On November 4, 2021, OSHA issued an Emergency Temporary Standard (“ETS”) that proposed to require private employers, with 100 or more employees, to mandate vaccination against COVID-19 or to potentially allow for a test-based alternative. The next day, five (5) states including Texas, South Carolina, Utah, Mississippi and Louisiana, along with several large employers and special interest groups, filed a Petition with the Fifth Circuit Court of Appeals requesting a stay of the ETS. On November 12, 2021, the Court, following review of the arguments presented by both sides, issued a Decision to stay against enforcement of OSHA’s recently issued Emergency Temporary Standard pending “full judicial review.”
As part of its stay Decision, the Court reviewed three underlying challenges lodged against OSHA and the ETS. The first was that OSHA exceeded both its statutory authority and the Constitution in asserting sweeping control over matters of public health, which have previously been handled by the states.
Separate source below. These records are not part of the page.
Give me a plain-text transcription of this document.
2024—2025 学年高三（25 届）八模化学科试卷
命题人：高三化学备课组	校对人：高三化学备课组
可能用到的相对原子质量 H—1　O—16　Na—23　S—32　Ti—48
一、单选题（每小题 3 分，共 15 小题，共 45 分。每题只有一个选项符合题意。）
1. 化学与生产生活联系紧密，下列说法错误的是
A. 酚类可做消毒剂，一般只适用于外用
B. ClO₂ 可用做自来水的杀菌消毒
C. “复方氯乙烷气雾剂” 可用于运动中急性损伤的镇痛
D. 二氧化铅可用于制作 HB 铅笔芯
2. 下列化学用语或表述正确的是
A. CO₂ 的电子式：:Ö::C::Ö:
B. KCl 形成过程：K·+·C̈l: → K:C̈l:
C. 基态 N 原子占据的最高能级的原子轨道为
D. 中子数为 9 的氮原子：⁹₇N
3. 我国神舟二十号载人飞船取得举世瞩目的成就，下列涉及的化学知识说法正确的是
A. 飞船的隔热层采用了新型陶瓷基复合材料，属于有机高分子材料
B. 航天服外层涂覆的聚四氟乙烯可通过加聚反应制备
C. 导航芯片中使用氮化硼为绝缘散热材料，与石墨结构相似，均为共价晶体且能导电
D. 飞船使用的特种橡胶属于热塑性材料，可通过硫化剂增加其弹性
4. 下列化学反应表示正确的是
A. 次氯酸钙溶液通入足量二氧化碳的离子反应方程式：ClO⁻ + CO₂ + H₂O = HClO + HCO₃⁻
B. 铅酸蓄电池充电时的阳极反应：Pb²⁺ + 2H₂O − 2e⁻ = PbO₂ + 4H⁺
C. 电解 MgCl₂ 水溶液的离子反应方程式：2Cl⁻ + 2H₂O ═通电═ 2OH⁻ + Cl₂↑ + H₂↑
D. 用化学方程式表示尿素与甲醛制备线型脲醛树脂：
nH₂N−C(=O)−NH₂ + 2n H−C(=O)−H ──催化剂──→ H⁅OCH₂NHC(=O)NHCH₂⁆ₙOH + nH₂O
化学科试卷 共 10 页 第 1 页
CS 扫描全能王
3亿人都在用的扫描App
The second concerned OSHA’s apparent bypass of the required “notice-and-comment rules” for new standards. Lastly, the Court found that the ETS was overly broad and “under-inclusive.” The Court stated that the ETS presents sweeping provisions mandating vaccination for employees of large employers while failing to consider or apply the same safety protocols to employees of small employers. Beyond issuing the stay, the Court further ordered OSHA to “take no steps to implement or enforce the Mandate until further court order.” As such, the Fifth Circuit Decision, in effect, imposes a nationwide stay over the ETS at the present time.
Currently, multiple petitions relative to the ETS are pending in other circuit courts. It is expected that in the next week, all of these petitions will be consolidated into one circuit court to determine whether a permanent stay is appropriate. Ultimately, the issue will likely be decided by the Supreme Court of the United States.
Please note that the Fifth Circuit Decision only applies to the private employer OSHA ETS issued on November 4, 2021. It does not stay the vaccine requirement under the Executive Order for federal employees or federal contractors. Nor does it stay the recent interim rule issued by the Centers for Medicare and Medicaid Services (“CMS”), or the prior OSHA ETS for Healthcare Workers issued earlier this summer.
Notwithstanding this stay, we recommend that our employer clients, with 100 or more employees, continue to consider the impact of the ETS and their potential plan for implementation pending final disposition in the courts. The possibility remains that the ETS and corresponding mandate could be affirmed without modification of the current deadlines. Although the Fifth Circuit’s stay may have relieved the urgency of implementation, best practices dictate that eligible employers should be prepared, if and when, a final rule becomes effective.